Amid the flurry of Christmas-week releases, 10-best lists, and “Movie Clubs,” I never got the chance to write on Notes on a Scandal, directed by Richard Eyre (Iris, Stage Beauty) and starring Judi Dench and Cate Blanchett. In our Spoiler Special podcast on the film, my Slate colleague Tim Noah contended that Notes on a Scandal was a wicked psychological chess game, a diabolical inversion of viewer expectations—in short, that it actually was the movie I had wanted it to be, instead of the one I saw. Tim was so persuasive and enthusiastic, and critical response to the film has been so positive, that I decided to watch Notes on a Scandal again last night. I still find it a disappointment, a movie that clomps soddenly where it should scamper nimbly, and I’m trying to get at the reason why.
Notes on a Scandal is one of those movies that ought to glide by on the juice factor alone. Dench and Blanchett are high priestesses of acting, capable of finding nuance even in the most mediocre dialogue. The subject matter—a teacher allows herself to be seduced by a young male student, only to be blackmailed by an older colleague who’s also obsessed with her—is irresistibly titillating (I’m not asking for high art here; I’d have been thrilled with a well-acted version of the Mary Kay Letourneau story). But Notes on a Scandal is a wobbly film that never settles on its tone or, perhaps more precisely, its voice. It can’t figure out what kind of movie it wants to be: a high-camp melodrama, a realistic psychological portrait of a troubled female friendship, or a vampire-lesbian horror film. That uncertainty is most evident in the voiceover narration, provided by Dench from the diary of her character, Barbara Covett.
Dench’s character isn’t an actual vampire, of course, and she may not even be an actual lesbian. A spinster schoolteacher who keeps a diary of nasty observations about her co-workers, Barbara seems at first like a wickedly funny guide, given to tossing off one-liners pickled in brine and served with a side of class resentment: “The tweedy tramp coat is an abhorrence,” she snarks, observing the fashionable disarray of the sexy new art teacher, Sheba Hart (Blanchett). Invited to lunch at Sheba’s elegant townhouse, she cracks wise to the audience like a Shakespearean villain delivering an aside: “They do things differently in bourgeois bohemia.” But Barbara’s tart self-assurance also gives way to sudden bursts of earnest vulnerability: When Sheba extends that lunch invitation, she looks forward in her diary to “Bliss! A merry flag on the Arctic wilderness of my calendar.” These shifts in tone are jarring at first; then you realize they’re meant to jar.
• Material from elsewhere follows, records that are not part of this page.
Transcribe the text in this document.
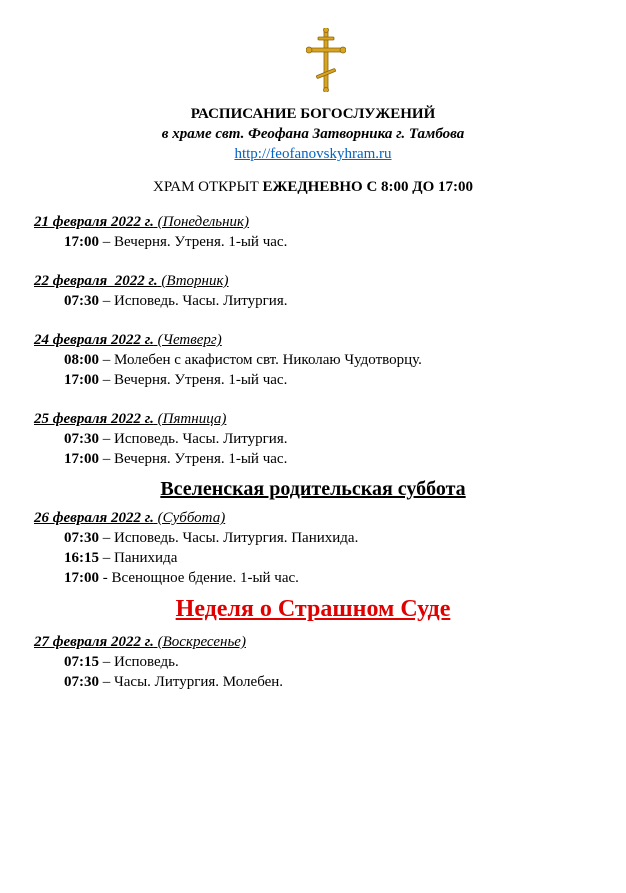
РАСПИСАНИЕ БОГОСЛУЖЕНИЙ
в храме свт. Феофана Затворника г. Тамбова
http://feofanovskyhram.ru
ХРАМ ОТКРЫТ ЕЖЕДНЕВНО С 8:00 ДО 17:00
21 февраля 2022 г. (Понедельник)
17:00 – Вечерня. Утреня. 1-ый час.
22 февраля  2022 г. (Вторник)
07:30 – Исповедь. Часы. Литургия.
24 февраля 2022 г. (Четверг)
08:00 – Молебен с акафистом свт. Николаю Чудотворцу.
17:00 – Вечерня. Утреня. 1-ый час.
25 февраля 2022 г. (Пятница)
07:30 – Исповедь. Часы. Литургия.
17:00 – Вечерня. Утреня. 1-ый час.
Вселенская родительская суббота
26 февраля 2022 г. (Суббота)
07:30 – Исповедь. Часы. Литургия. Панихида.
16:15 – Панихида
17:00 - Всенощное бдение. 1-ый час.
Неделя о Страшном Суде
27 февраля 2022 г. (Воскресенье)
07:15 – Исповедь.
07:30 – Часы. Литургия. Молебен.
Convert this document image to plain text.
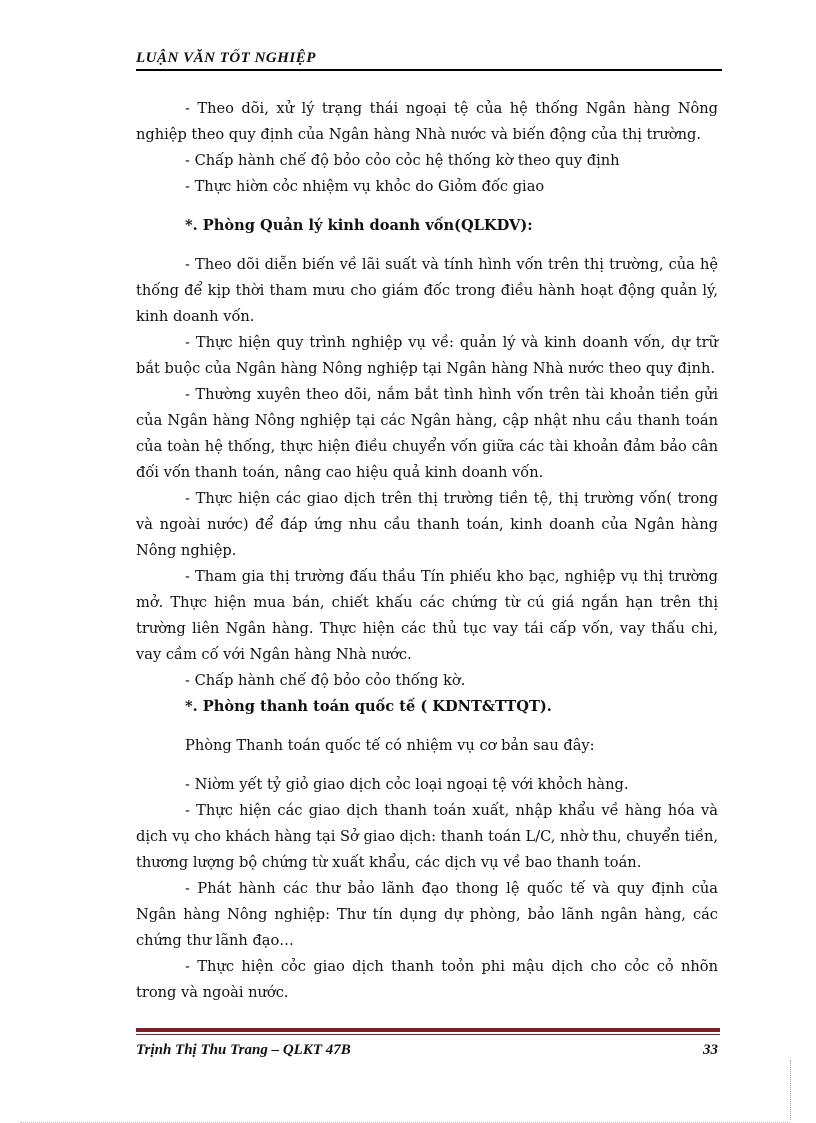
LUẬN VĂN TỐT NGHIỆP

- Theo dõi, xử lý trạng thái ngoại tệ của hệ thống Ngân hàng Nông nghiệp theo quy định của Ngân hàng Nhà nước và biến động của thị trường.

- Chấp hành chế độ bỏo cỏo cỏc hệ thống kờ theo quy định

- Thực hiờn cỏc nhiệm vụ khỏc do Giỏm đốc giao

*. Phòng Quản lý kinh doanh vốn(QLKDV):

- Theo dõi diễn biến về lãi suất và tính hình vốn trên thị trường, của hệ thống để kịp thời tham mưu cho giám đốc trong điều hành hoạt động quản lý, kinh doanh vốn.

- Thực hiện quy trình nghiệp vụ về: quản lý và kinh doanh vốn, dự trữ bắt buộc của Ngân hàng Nông nghiệp tại Ngân hàng Nhà nước theo quy định.

- Thường xuyên theo dõi, nắm bắt tình hình vốn trên tài khoản tiền gửi của Ngân hàng Nông nghiệp tại các Ngân hàng, cập nhật nhu cầu thanh toán của toàn hệ thống, thực hiện điều chuyển vốn giữa các tài khoản đảm bảo cân đối vốn thanh toán, nâng cao hiệu quả kinh doanh vốn.

- Thực hiện các giao dịch trên thị trường tiền tệ, thị trường vốn( trong và ngoài nước) để đáp ứng nhu cầu thanh toán, kinh doanh của Ngân hàng Nông nghiệp.

- Tham gia thị trường đấu thầu Tín phiếu kho bạc, nghiệp vụ thị trường mở. Thực hiện mua bán, chiết khấu các chứng từ cú giá ngắn hạn trên thị trường liên Ngân hàng. Thực hiện các thủ tục vay tái cấp vốn, vay thấu chi, vay cầm cố với Ngân hàng Nhà nước.

- Chấp hành chế độ bỏo cỏo thống kờ.

*. Phòng thanh toán quốc tế ( KDNT&TTQT).

Phòng Thanh toán quốc tế có nhiệm vụ cơ bản sau đây:

- Niờm yết tỷ giỏ giao dịch cỏc loại ngoại tệ với khỏch hàng.

- Thực hiện các giao dịch thanh toán xuất, nhập khẩu về hàng hóa và dịch vụ cho khách hàng tại Sở giao dịch: thanh toán L/C, nhờ thu, chuyển tiền, thương lượng bộ chứng từ xuất khẩu, các dịch vụ về bao thanh toán.

- Phát hành các thư bảo lãnh đạo thong lệ quốc tế và quy định của Ngân hàng Nông nghiệp: Thư tín dụng dự phòng, bảo lãnh ngân hàng, các chứng thư lãnh đạo…

- Thực hiện cỏc giao dịch thanh toỏn phi mậu dịch cho cỏc cỏ nhõn trong và ngoài nước.

Trịnh Thị Thu Trang – QLKT 47B	33
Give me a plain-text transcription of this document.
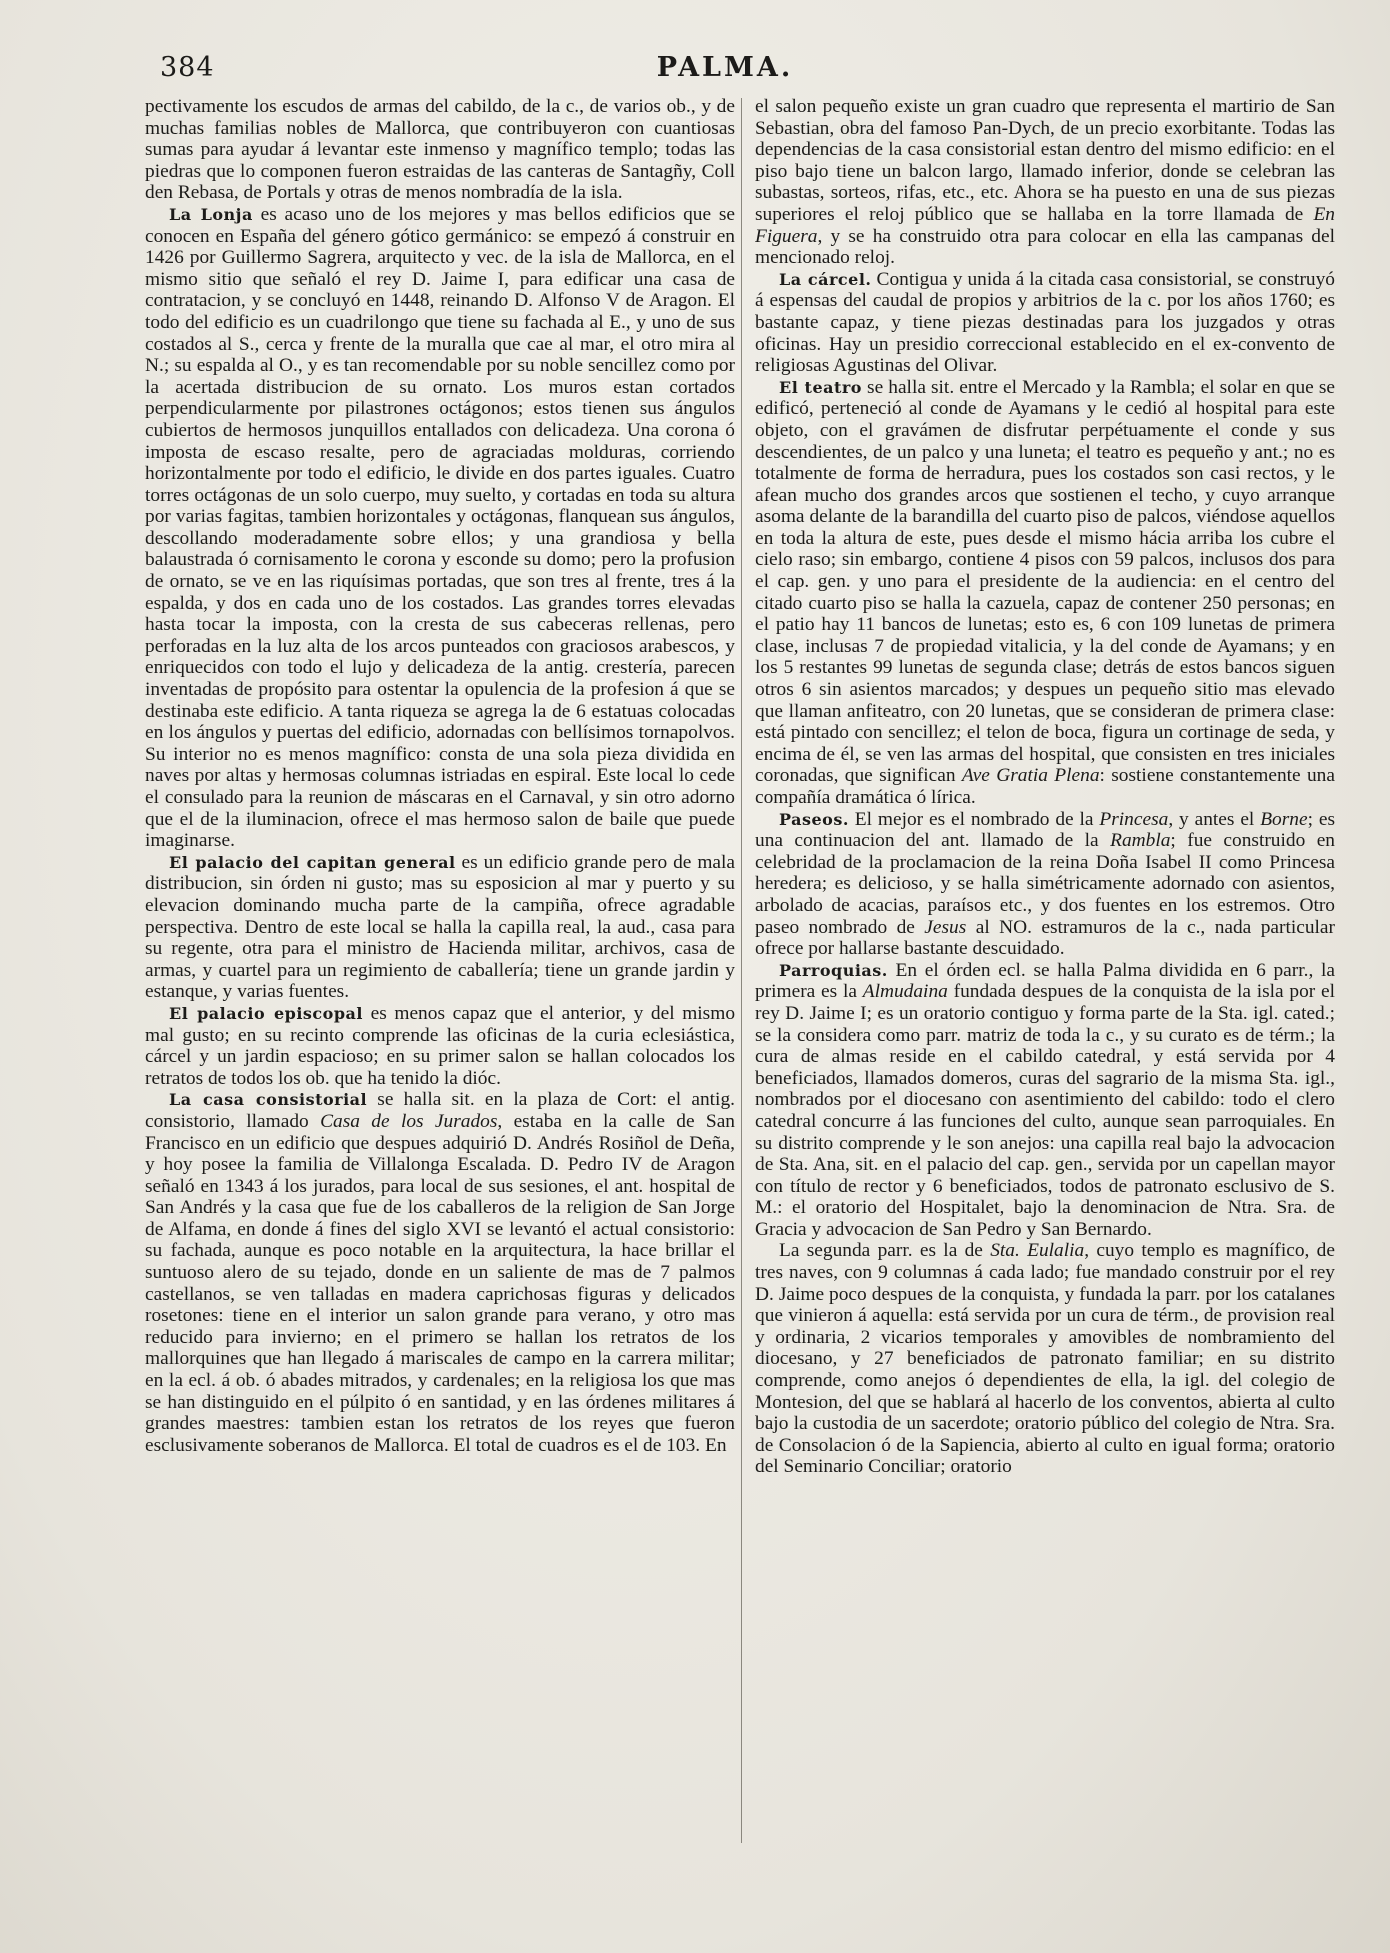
384	PALMA.

pectivamente los escudos de armas del cabildo, de la c., de varios ob., y de muchas familias nobles de Mallorca, que contribuyeron con cuantiosas sumas para ayudar á levantar este inmenso y magnífico templo; todas las piedras que lo componen fueron estraidas de las canteras de Santagñy, Coll den Rebasa, de Portals y otras de menos nombradía de la isla.

La Lonja es acaso uno de los mejores y mas bellos edificios que se conocen en España del género gótico germánico: se empezó á construir en 1426 por Guillermo Sagrera, arquitecto y vec. de la isla de Mallorca, en el mismo sitio que señaló el rey D. Jaime I, para edificar una casa de contratacion, y se concluyó en 1448, reinando D. Alfonso V de Aragon. El todo del edificio es un cuadrilongo que tiene su fachada al E., y uno de sus costados al S., cerca y frente de la muralla que cae al mar, el otro mira al N.; su espalda al O., y es tan recomendable por su noble sencillez como por la acertada distribucion de su ornato. Los muros estan cortados perpendicularmente por pilastrones octágonos; estos tienen sus ángulos cubiertos de hermosos junquillos entallados con delicadeza. Una corona ó imposta de escaso resalte, pero de agraciadas molduras, corriendo horizontalmente por todo el edificio, le divide en dos partes iguales. Cuatro torres octágonas de un solo cuerpo, muy suelto, y cortadas en toda su altura por varias fagitas, tambien horizontales y octágonas, flanquean sus ángulos, descollando moderadamente sobre ellos; y una grandiosa y bella balaustrada ó cornisamento le corona y esconde su domo; pero la profusion de ornato, se ve en las riquísimas portadas, que son tres al frente, tres á la espalda, y dos en cada uno de los costados. Las grandes torres elevadas hasta tocar la imposta, con la cresta de sus cabeceras rellenas, pero perforadas en la luz alta de los arcos punteados con graciosos arabescos, y enriquecidos con todo el lujo y delicadeza de la antig. crestería, parecen inventadas de propósito para ostentar la opulencia de la profesion á que se destinaba este edificio. A tanta riqueza se agrega la de 6 estatuas colocadas en los ángulos y puertas del edificio, adornadas con bellísimos tornapolvos. Su interior no es menos magnífico: consta de una sola pieza dividida en naves por altas y hermosas columnas istriadas en espiral. Este local lo cede el consulado para la reunion de máscaras en el Carnaval, y sin otro adorno que el de la iluminacion, ofrece el mas hermoso salon de baile que puede imaginarse.

El palacio del capitan general es un edificio grande pero de mala distribucion, sin órden ni gusto; mas su esposicion al mar y puerto y su elevacion dominando mucha parte de la campiña, ofrece agradable perspectiva. Dentro de este local se halla la capilla real, la aud., casa para su regente, otra para el ministro de Hacienda militar, archivos, casa de armas, y cuartel para un regimiento de caballería; tiene un grande jardin y estanque, y varias fuentes.

El palacio episcopal es menos capaz que el anterior, y del mismo mal gusto; en su recinto comprende las oficinas de la curia eclesiástica, cárcel y un jardin espacioso; en su primer salon se hallan colocados los retratos de todos los ob. que ha tenido la dióc.

La casa consistorial se halla sit. en la plaza de Cort: el antig. consistorio, llamado Casa de los Jurados, estaba en la calle de San Francisco en un edificio que despues adquirió D. Andrés Rosiñol de Deña, y hoy posee la familia de Villalonga Escalada. D. Pedro IV de Aragon señaló en 1343 á los jurados, para local de sus sesiones, el ant. hospital de San Andrés y la casa que fue de los caballeros de la religion de San Jorge de Alfama, en donde á fines del siglo XVI se levantó el actual consistorio: su fachada, aunque es poco notable en la arquitectura, la hace brillar el suntuoso alero de su tejado, donde en un saliente de mas de 7 palmos castellanos, se ven talladas en madera caprichosas figuras y delicados rosetones: tiene en el interior un salon grande para verano, y otro mas reducido para invierno; en el primero se hallan los retratos de los mallorquines que han llegado á mariscales de campo en la carrera militar; en la ecl. á ob. ó abades mitrados, y cardenales; en la religiosa los que mas se han distinguido en el púlpito ó en santidad, y en las órdenes militares á grandes maestres: tambien estan los retratos de los reyes que fueron esclusivamente soberanos de Mallorca. El total de cuadros es el de 103. En

el salon pequeño existe un gran cuadro que representa el martirio de San Sebastian, obra del famoso Pan-Dych, de un precio exorbitante. Todas las dependencias de la casa consistorial estan dentro del mismo edificio: en el piso bajo tiene un balcon largo, llamado inferior, donde se celebran las subastas, sorteos, rifas, etc., etc. Ahora se ha puesto en una de sus piezas superiores el reloj público que se hallaba en la torre llamada de En Figuera, y se ha construido otra para colocar en ella las campanas del mencionado reloj.

La cárcel. Contigua y unida á la citada casa consistorial, se construyó á espensas del caudal de propios y arbitrios de la c. por los años 1760; es bastante capaz, y tiene piezas destinadas para los juzgados y otras oficinas. Hay un presidio correccional establecido en el ex-convento de religiosas Agustinas del Olivar.

El teatro se halla sit. entre el Mercado y la Rambla; el solar en que se edificó, perteneció al conde de Ayamans y le cedió al hospital para este objeto, con el gravámen de disfrutar perpétuamente el conde y sus descendientes, de un palco y una luneta; el teatro es pequeño y ant.; no es totalmente de forma de herradura, pues los costados son casi rectos, y le afean mucho dos grandes arcos que sostienen el techo, y cuyo arranque asoma delante de la barandilla del cuarto piso de palcos, viéndose aquellos en toda la altura de este, pues desde el mismo hácia arriba los cubre el cielo raso; sin embargo, contiene 4 pisos con 59 palcos, inclusos dos para el cap. gen. y uno para el presidente de la audiencia: en el centro del citado cuarto piso se halla la cazuela, capaz de contener 250 personas; en el patio hay 11 bancos de lunetas; esto es, 6 con 109 lunetas de primera clase, inclusas 7 de propiedad vitalicia, y la del conde de Ayamans; y en los 5 restantes 99 lunetas de segunda clase; detrás de estos bancos siguen otros 6 sin asientos marcados; y despues un pequeño sitio mas elevado que llaman anfiteatro, con 20 lunetas, que se consideran de primera clase: está pintado con sencillez; el telon de boca, figura un cortinage de seda, y encima de él, se ven las armas del hospital, que consisten en tres iniciales coronadas, que significan Ave Gratia Plena: sostiene constantemente una compañía dramática ó lírica.

Paseos. El mejor es el nombrado de la Princesa, y antes el Borne; es una continuacion del ant. llamado de la Rambla; fue construido en celebridad de la proclamacion de la reina Doña Isabel II como Princesa heredera; es delicioso, y se halla simétricamente adornado con asientos, arbolado de acacias, paraísos etc., y dos fuentes en los estremos. Otro paseo nombrado de Jesus al NO. estramuros de la c., nada particular ofrece por hallarse bastante descuidado.

Parroquias. En el órden ecl. se halla Palma dividida en 6 parr., la primera es la Almudaina fundada despues de la conquista de la isla por el rey D. Jaime I; es un oratorio contiguo y forma parte de la Sta. igl. cated.; se la considera como parr. matriz de toda la c., y su curato es de térm.; la cura de almas reside en el cabildo catedral, y está servida por 4 beneficiados, llamados domeros, curas del sagrario de la misma Sta. igl., nombrados por el diocesano con asentimiento del cabildo: todo el clero catedral concurre á las funciones del culto, aunque sean parroquiales. En su distrito comprende y le son anejos: una capilla real bajo la advocacion de Sta. Ana, sit. en el palacio del cap. gen., servida por un capellan mayor con título de rector y 6 beneficiados, todos de patronato esclusivo de S. M.: el oratorio del Hospitalet, bajo la denominacion de Ntra. Sra. de Gracia y advocacion de San Pedro y San Bernardo.

La segunda parr. es la de Sta. Eulalia, cuyo templo es magnífico, de tres naves, con 9 columnas á cada lado; fue mandado construir por el rey D. Jaime poco despues de la conquista, y fundada la parr. por los catalanes que vinieron á aquella: está servida por un cura de térm., de provision real y ordinaria, 2 vicarios temporales y amovibles de nombramiento del diocesano, y 27 beneficiados de patronato familiar; en su distrito comprende, como anejos ó dependientes de ella, la igl. del colegio de Montesion, del que se hablará al hacerlo de los conventos, abierta al culto bajo la custodia de un sacerdote; oratorio público del colegio de Ntra. Sra. de Consolacion ó de la Sapiencia, abierto al culto en igual forma; oratorio del Seminario Conciliar; oratorio
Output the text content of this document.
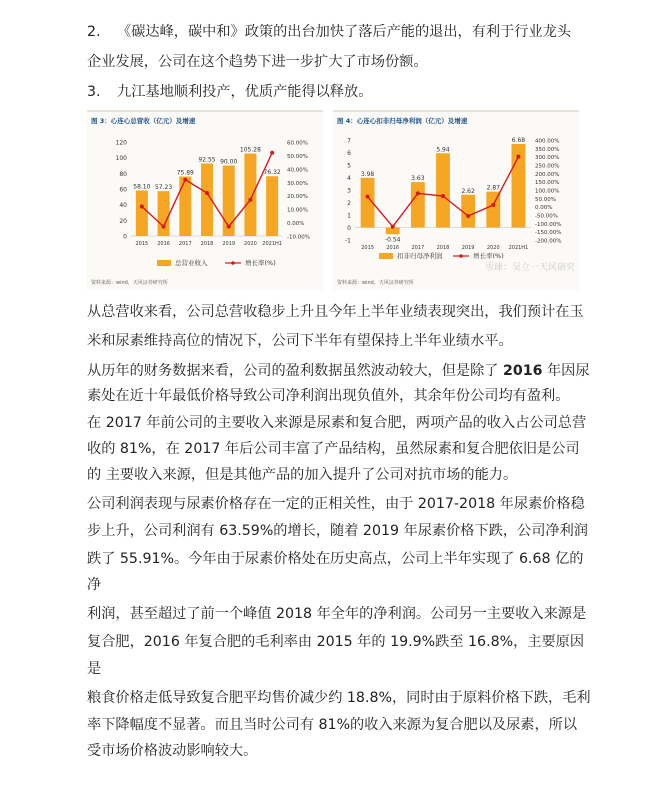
2. 《碳达峰，碳中和》政策的出台加快了落后产能的退出，有利于行业龙头
企业发展，公司在这个趋势下进一步扩大了市场份额。
3. 九江基地顺利投产，优质产能得以释放。
图 3：心连心总营收（亿元）及增速
0
20
40
60
80
100
120
-10.00%
0.00%
10.00%
20.00%
30.00%
40.00%
50.00%
60.00%
58.10
2015
57.23
2016
75.89
2017
92.55
2018
90.00
2019
105.28
2020
76.32
2021H1
总营业收入	增长率(%)
资料来源：wind，天风证券研究所
图 4：心连心扣非归母净利润（亿元）及增速
-1
0
1
2
3
4
5
6
7
-200.00%
-150.00%
-100.00%
-50.00%
0.00%
50.00%
100.00%
150.00%
200.00%
250.00%
300.00%
350.00%
400.00%
3.98
2015
-0.54
2016
3.63
2017
5.94
2018
2.62
2019
2.87
2020
6.68
2021H1
扣非归母净利润	增长率(%)
资料来源：wind，天风证券研究所
雪球：吴立一天风研究
从总营收来看，公司总营收稳步上升且今年上半年业绩表现突出，我们预计在玉
米和尿素维持高位的情况下，公司下半年有望保持上半年业绩水平。
从历年的财务数据来看，公司的盈利数据虽然波动较大，但是除了 2016 年因尿
素处在近十年最低价格导致公司净利润出现负值外，其余年份公司均有盈利。
在 2017 年前公司的主要收入来源是尿素和复合肥，两项产品的收入占公司总营
收的 81%，在 2017 年后公司丰富了产品结构，虽然尿素和复合肥依旧是公司
的 主要收入来源，但是其他产品的加入提升了公司对抗市场的能力。
公司利润表现与尿素价格存在一定的正相关性，由于 2017-2018 年尿素价格稳
步上升，公司利润有 63.59%的增长，随着 2019 年尿素价格下跌，公司净利润
跌了 55.91%。今年由于尿素价格处在历史高点，公司上半年实现了 6.68 亿的
净
利润，甚至超过了前一个峰值 2018 年全年的净利润。公司另一主要收入来源是
复合肥，2016 年复合肥的毛利率由 2015 年的 19.9%跌至 16.8%，主要原因
是
粮食价格走低导致复合肥平均售价减少约 18.8%，同时由于原料价格下跌，毛利
率下降幅度不显著。而且当时公司有 81%的收入来源为复合肥以及尿素，所以
受市场价格波动影响较大。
Departing from the 2003 Zoë Heller novel on which the film is based, screenwriter Patrick Marber (Closer)tries to do something very ambitious with the voiceover: He wants to maintain the book’s reliance on a classic unreliable narrator. But the narrator who means something very different from what she says, and who lacks the self-knowledge to conceal her true motives from the reader, is a literary conceit that transfers with great difficulty to the screen. Unreliable voiceover may have been done well once or twice before in the movies (if you can think of an example, write me at firstname.lastname@example.org), but Marber doesn’t pull it off here.
As Sheba begins an affair with a working-class student (Andrew Simpson, who looks young enough to make the coupling genuinely shocking), Barbara’s scribbled observations begin to veer toward the bizarre. “Sheba and I share a deep understanding now,” she exults after the younger woman confesses her transgression. Just as we begin to see how Barbara is misinterpreting Sheba’s fear of exposure as legitimate friendship or even romantic love, Barbara reverts once more to a scheming Iago. Imagining the consequences of ratting Sheba out to her husband (a terrific Bill Nighy), Barbara gloats, “She’ll have nowhere to turn but trusty old Bar.” And in the movie’s overheated conclusion, which I won’t give away here, the many motives of Barbara converge in a scene so implausible it doesn’t seem to gibe with any of her prior personas.
Perhaps these disorienting shifts are meant to show the viewer how it would feel to actually be a delusional old bat with repressed sexual longings. But the herky-jerky way the screenplay alternates among Barbara’s many selves doesn’t serve to bring us into her inner world. Instead, Notes on a Scandal is the psychological equivalent of a bad slasher movie (perhaps this accounts for the painfully inappropriate Philip Glass score, in which violins saw and drone furiously away in the background of nearly every scene, as if people were being murdered in the shower rather than complaining over cups of tea.) The bad version of Voiceover Barbara shows up whenever it’s necessary to get the audience’s pulse racing, only to replaced by the good (or at least pitiable) version, with whom we sympathize just long enough to be jolted when the shrew emerges again. Dench holds up beautifully under this emotional whiplash, making each individual line-reading count even as the aggregate falls apart. It’s a virtuoso performance in a role that makes no sense.